Societea II - Tea, Time & Interiors
Exhibition continues 15 - 31 July 2010
In the seventh exhibition of the SUPER ESTATE PROJECTS, British artist, Camilla Brueton, extends her body of work on examining the relationship between people and architecture. Resulting in a series of drawings and photographic montages that highlight how the individual lives and makes their mark within the uniformity of high-density housing. The living spaces within Golden Lane Estate are compact but thoughtfully designed. A change in flooring delineates an ‘indoor balcony’ within some studio flats, doors slide rather than open in places, light and air flow through.
Fifty years on from their original conception the design of Golden Lane Estate is still relevant to contemporary living, and Brueton’s work goes some way towards celebrating and highlighting these design features. This exhibition follows on from ‘Societea’, a 2-week community event last summer which transformed the gallery into a ‘tea-hut’, exchanging tea and homemade cake for conversation with the residents of the estate. In the run up to ‘Societea II: Tea, Time and Interiors’, Brueton has turned the tables this time and invited herself round to people’s homes for a cup of tea and a chat exploring how they live, what they think about their space and the Estate, and giving her the chance to document the layout of their living space.
Focusing mainly on studio flats, where intelligent design is paramount due to the limitations of space, Brueton explored resident’s living rooms, the primary social space within a flat.
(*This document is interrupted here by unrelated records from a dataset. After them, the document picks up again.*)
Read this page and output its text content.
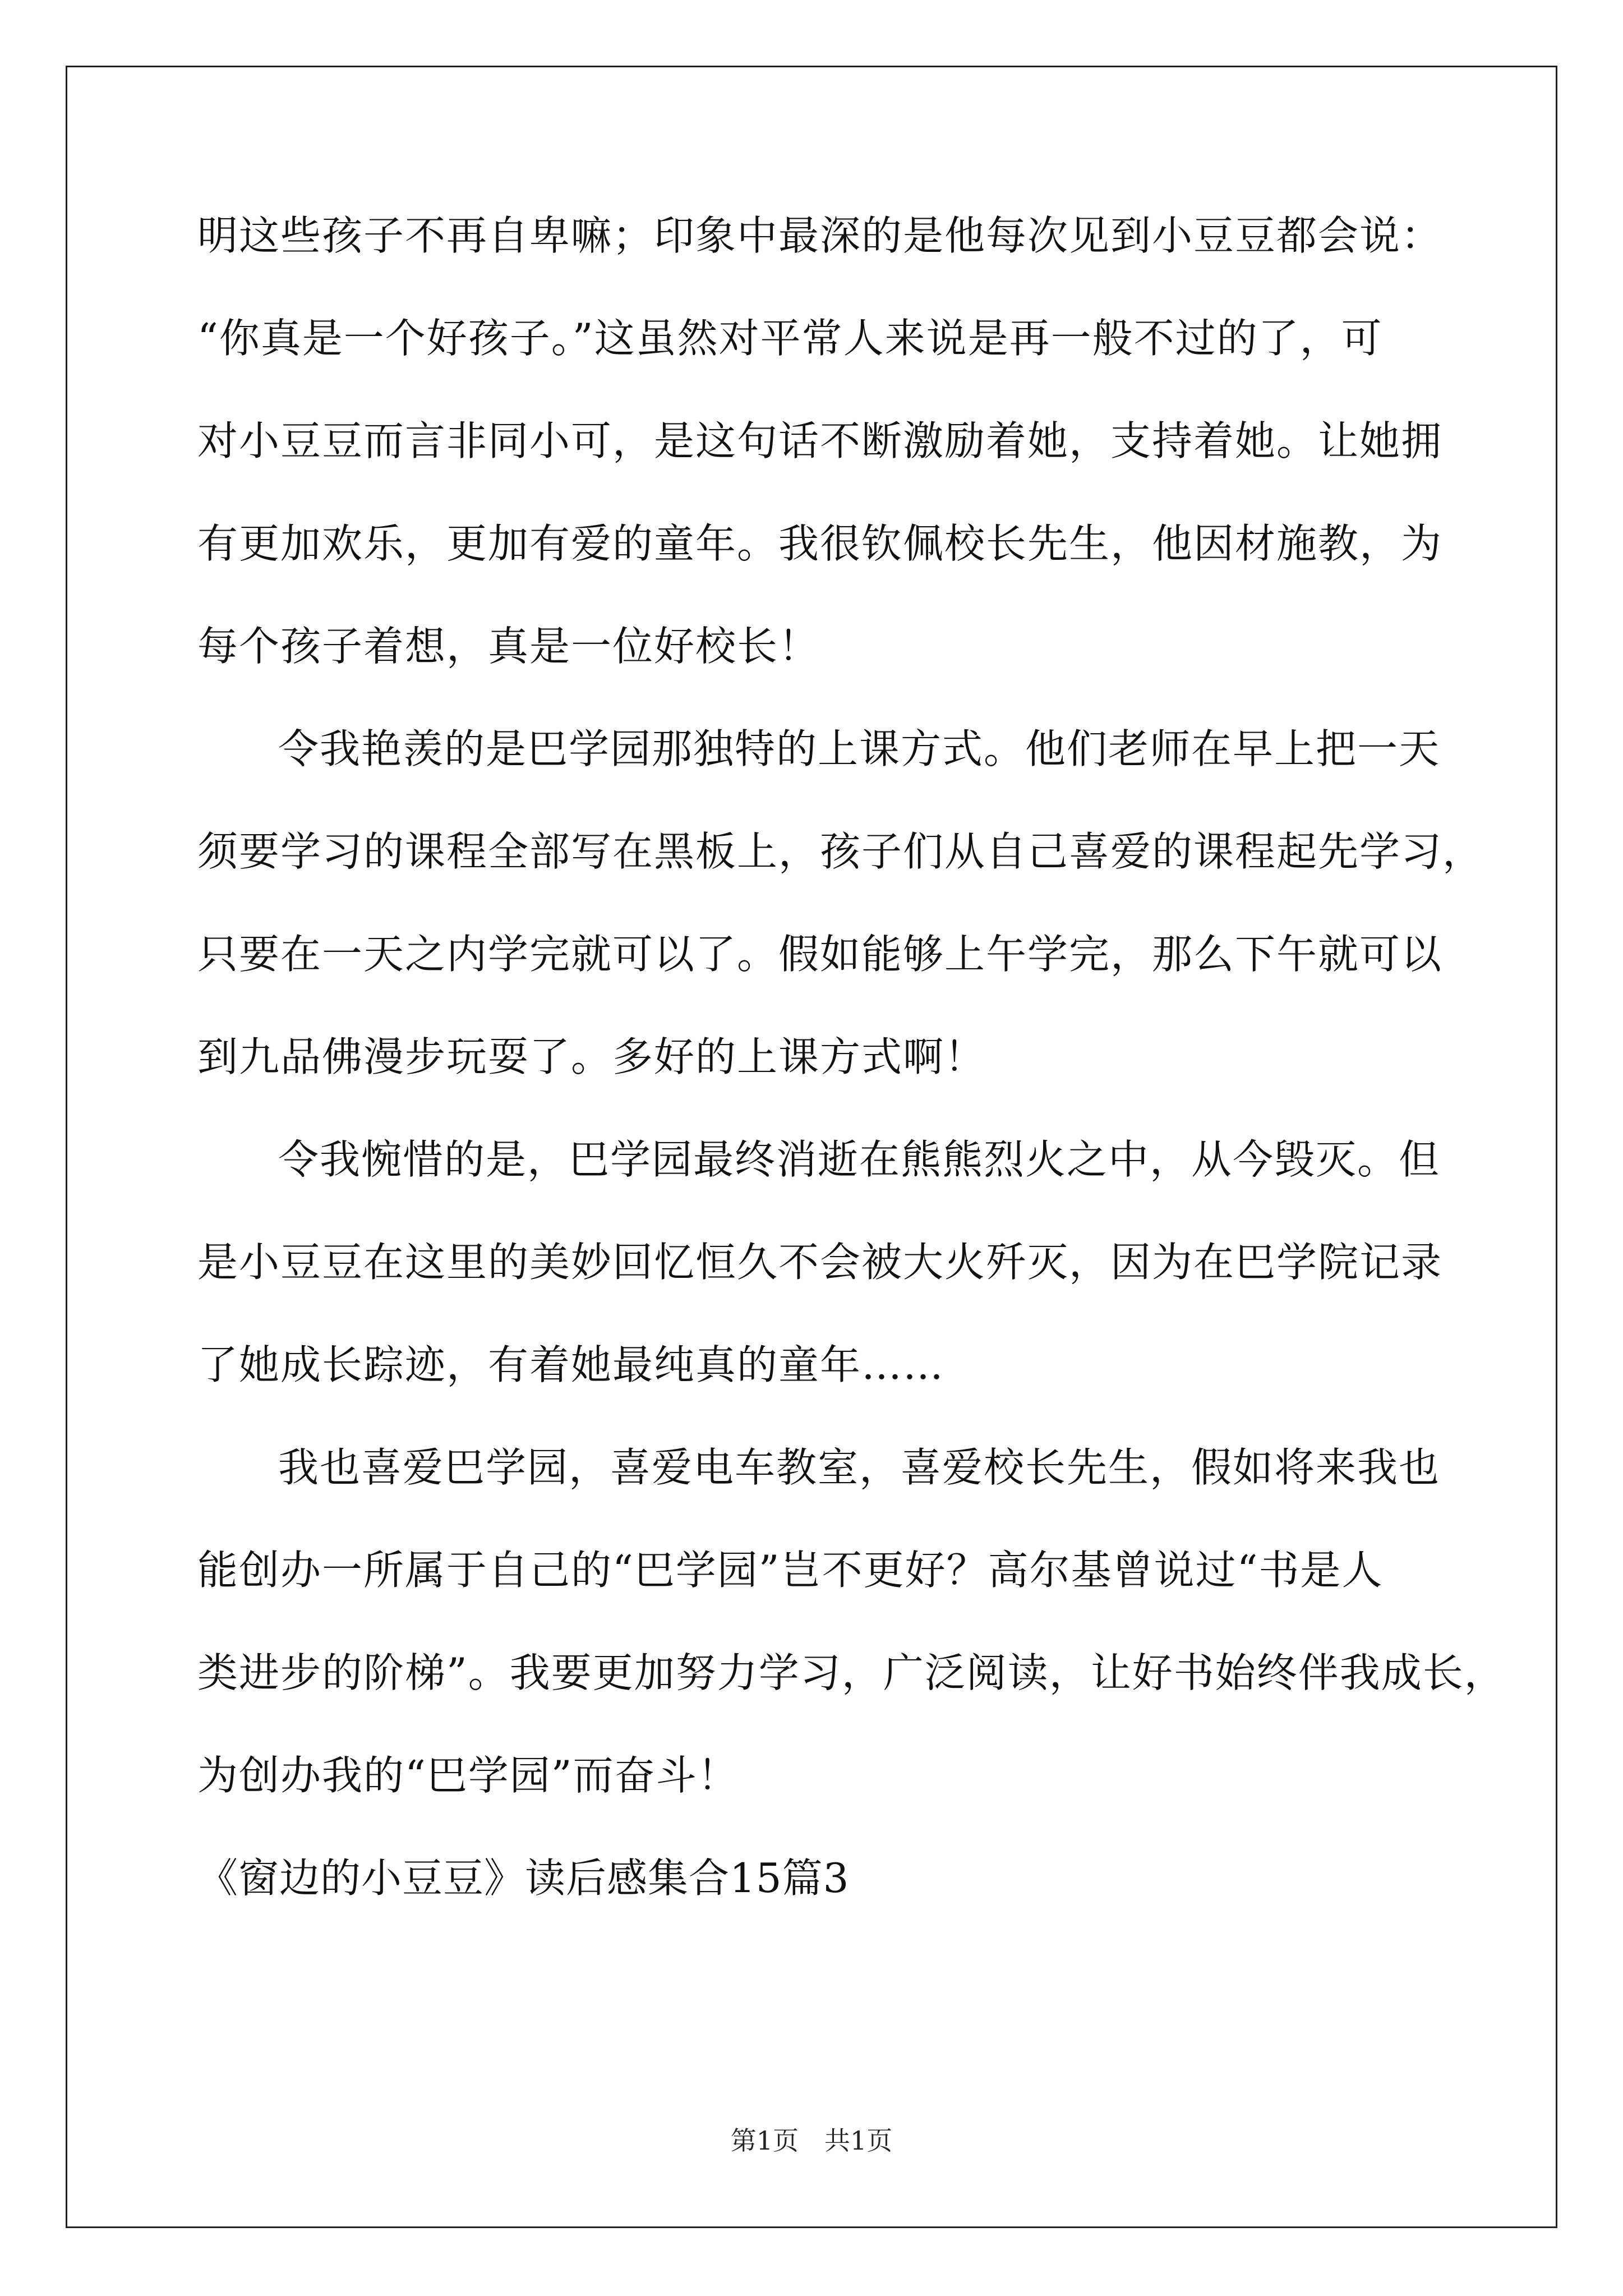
明这些孩子不再自卑嘛；印象中最深的是他每次见到小豆豆都会说：
“你真是一个好孩子。”这虽然对平常人来说是再一般不过的了，可
对小豆豆而言非同小可，是这句话不断激励着她，支持着她。让她拥
有更加欢乐，更加有爱的童年。我很钦佩校长先生，他因材施教，为
每个孩子着想，真是一位好校长！
令我艳羡的是巴学园那独特的上课方式。他们老师在早上把一天
须要学习的课程全部写在黑板上，孩子们从自己喜爱的课程起先学习，
只要在一天之内学完就可以了。假如能够上午学完，那么下午就可以
到九品佛漫步玩耍了。多好的上课方式啊！
令我惋惜的是，巴学园最终消逝在熊熊烈火之中，从今毁灭。但
是小豆豆在这里的美妙回忆恒久不会被大火歼灭，因为在巴学院记录
了她成长踪迹，有着她最纯真的童年……
我也喜爱巴学园，喜爱电车教室，喜爱校长先生，假如将来我也
能创办一所属于自己的“巴学园”岂不更好？高尔基曾说过“书是人
类进步的阶梯”。我要更加努力学习，广泛阅读，让好书始终伴我成长，
为创办我的“巴学园”而奋斗！
《窗边的小豆豆》读后感集合15篇3
第1页　共1页
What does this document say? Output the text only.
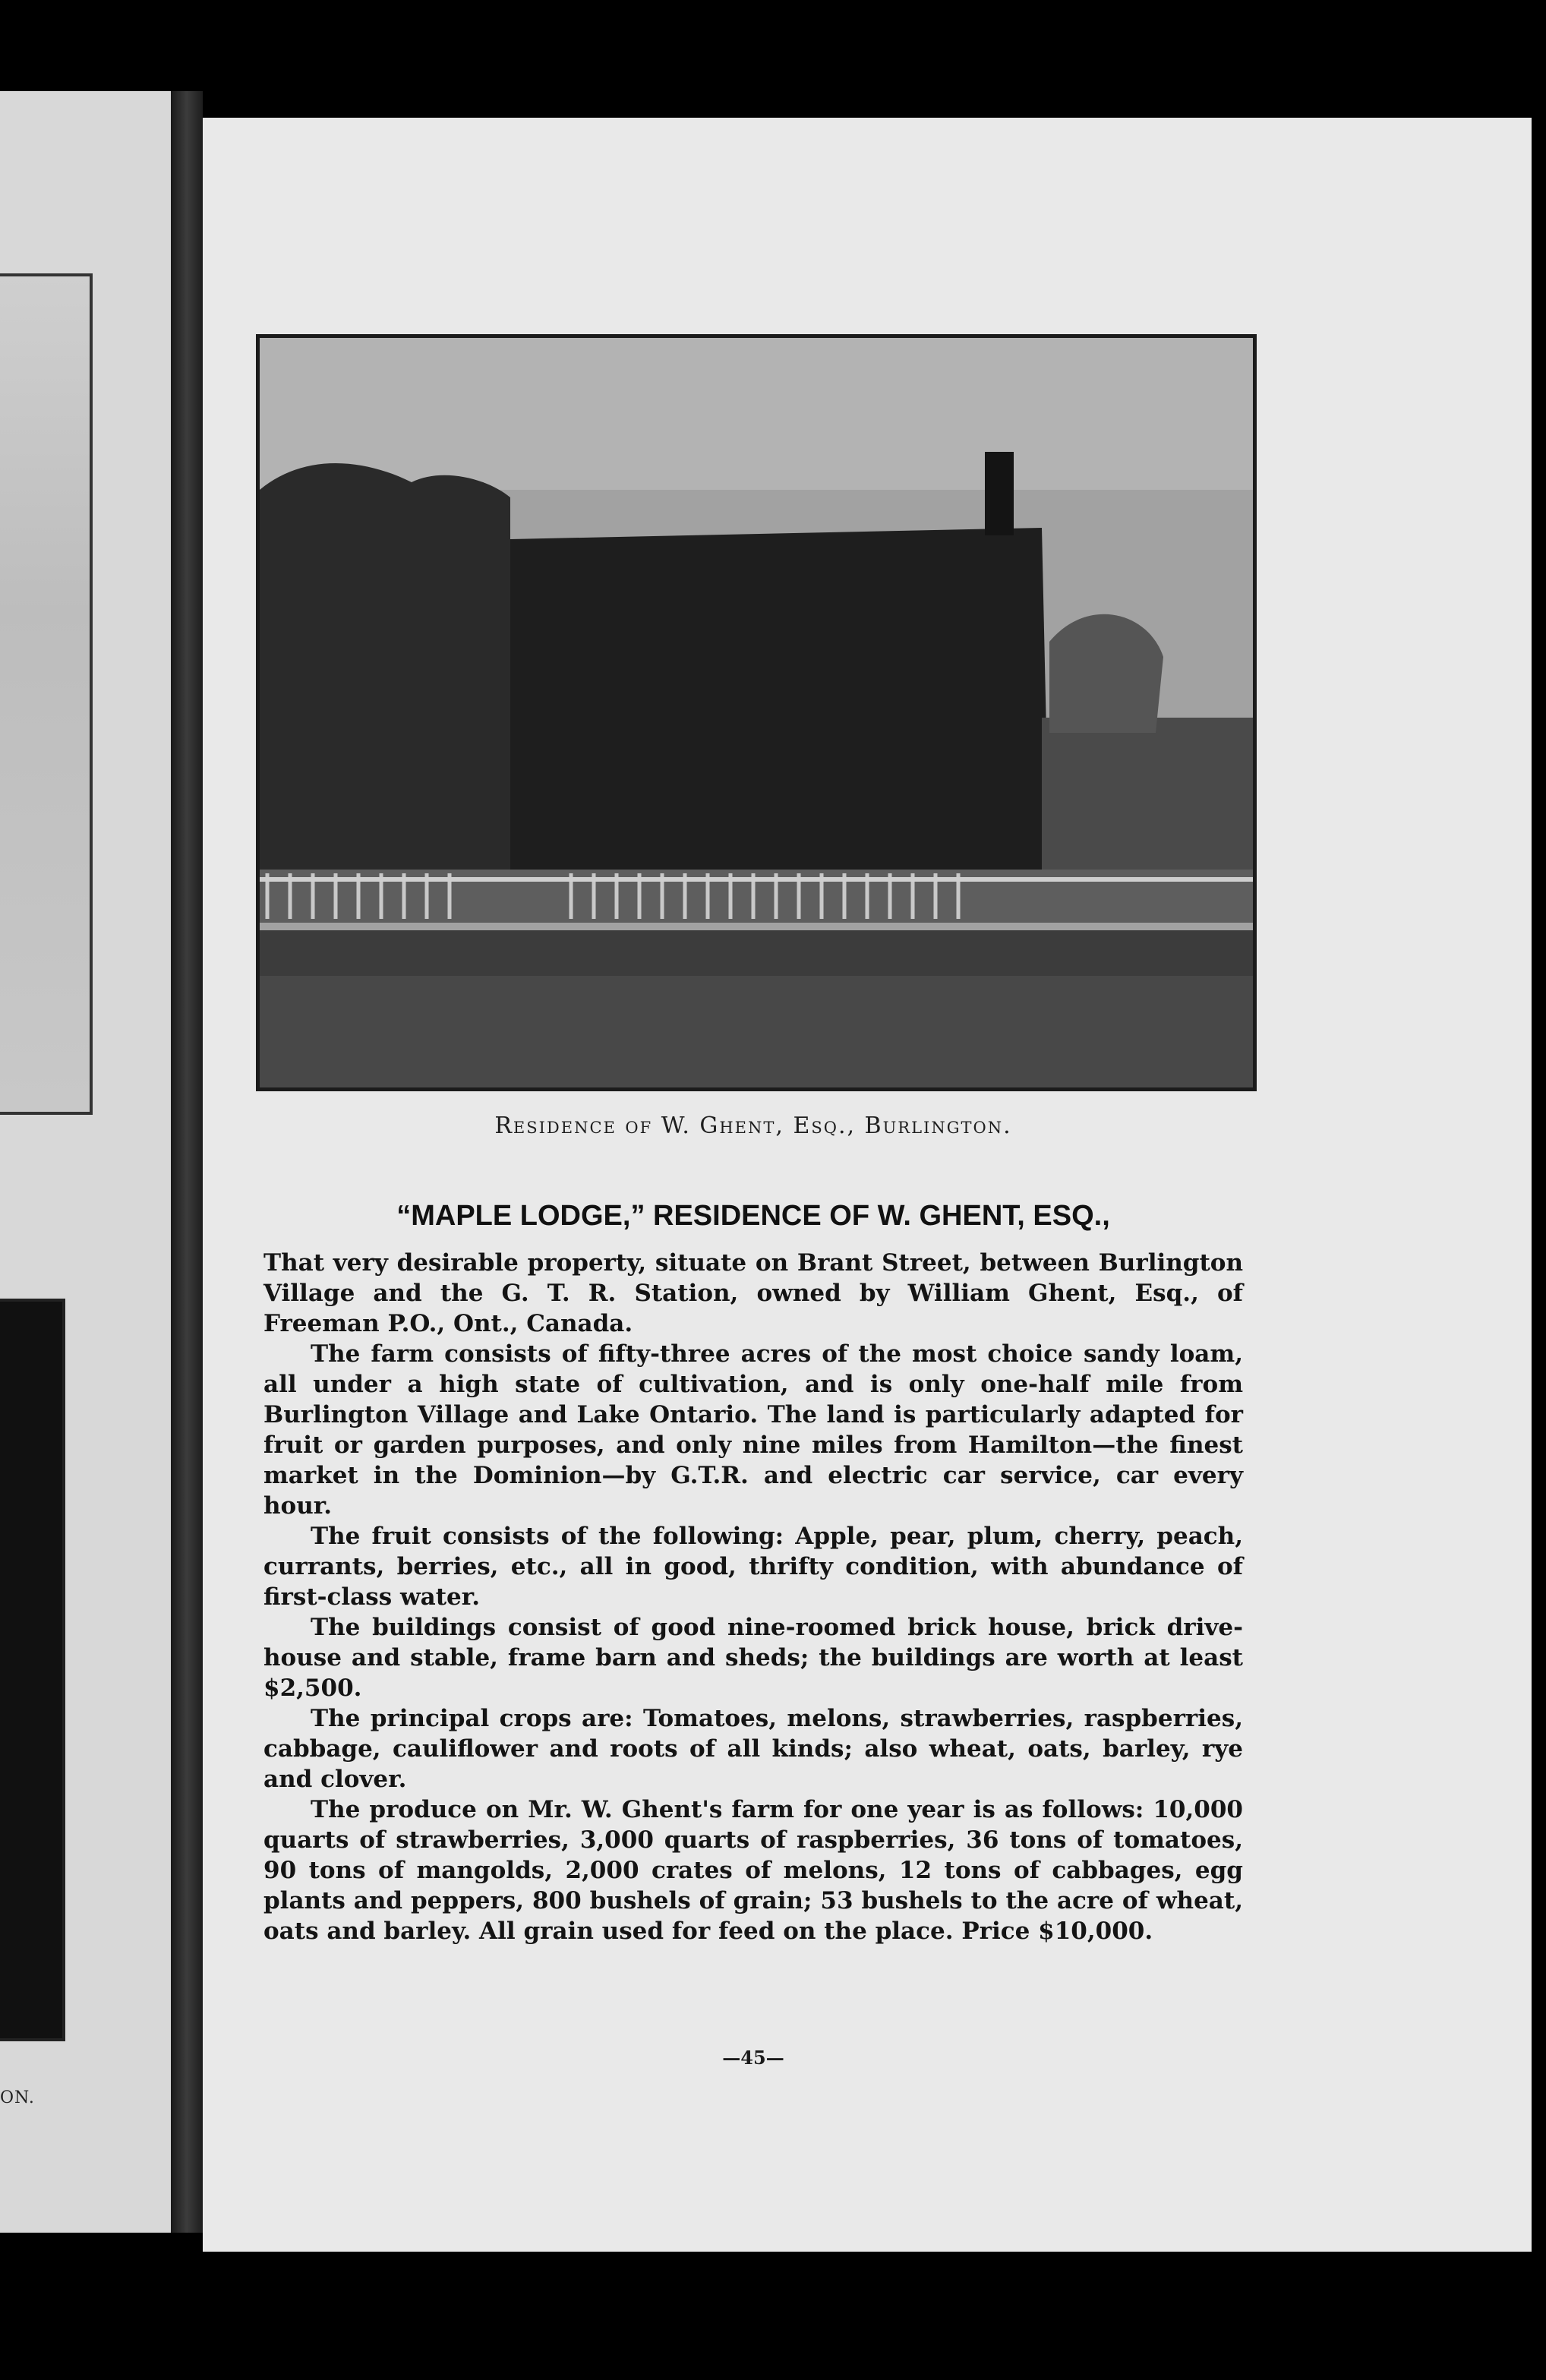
ON.
Residence of W. Ghent, Esq., Burlington.
“MAPLE LODGE,” RESIDENCE OF W. GHENT, ESQ.,

That very desirable property, situate on Brant Street, between Burlington Village and the G. T. R. Station, owned by William Ghent, Esq., of Freeman P.O., Ont., Canada.

The farm consists of fifty-three acres of the most choice sandy loam, all under a high state of cultivation, and is only one-half mile from Burlington Village and Lake Ontario. The land is particularly adapted for fruit or garden purposes, and only nine miles from Hamilton—the finest market in the Dominion—by G.T.R. and electric car service, car every hour.

The fruit consists of the following: Apple, pear, plum, cherry, peach, currants, berries, etc., all in good, thrifty condition, with abundance of first-class water.

The buildings consist of good nine-roomed brick house, brick drive-house and stable, frame barn and sheds; the buildings are worth at least $2,500.

The principal crops are: Tomatoes, melons, strawberries, raspberries, cabbage, cauliflower and roots of all kinds; also wheat, oats, barley, rye and clover.

The produce on Mr. W. Ghent's farm for one year is as follows: 10,000 quarts of strawberries, 3,000 quarts of raspberries, 36 tons of tomatoes, 90 tons of mangolds, 2,000 crates of melons, 12 tons of cabbages, egg plants and peppers, 800 bushels of grain; 53 bushels to the acre of wheat, oats and barley. All grain used for feed on the place. Price $10,000.

—45—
This is where you eat, socialise, and the place you welcome visitors to, in effect the most ‘public’ area of your home. Using photography Brueton captures the different styles, layouts, tastes and personality’s residents project into this space allowing the viewer to get a glimpse into the duo personal and private life of a home. Scratching beneath the uniform exterior of high-density housing, Brueton has been privileged in seeing what it looks like behind some of the colorful front doors of the estate.
Brueton has also produced a series of delicately hand drawn ‘maps’ of various flats visited during her residency. Using mapping extensively in her work, Brueton exploits a system already inherent within our visual vocabulary (a floor plan, a metro map …) to communicate something of the way space is actually used by people and capture an essence of a place, time and activity beyond typical cartography.
Previous examples include a project mapping the use of the Mexico City metro as a site for exchange (beggars, buskers, health care professionals immunising children, political activists spreading the word…), and a large scale text map capturing a snapshot of Roman Road in East London (a vibrant mix of constantly changing shops juxtaposed with businesses which have been in families for generations) and its history, as told by its shopkeepers. Using architects drawings and detailed floor plan as a starting point, Brueton’s maps draw attention to the realities of living compactly and contrast the architect’s imagined spaces with the realities of cotemporary habitation.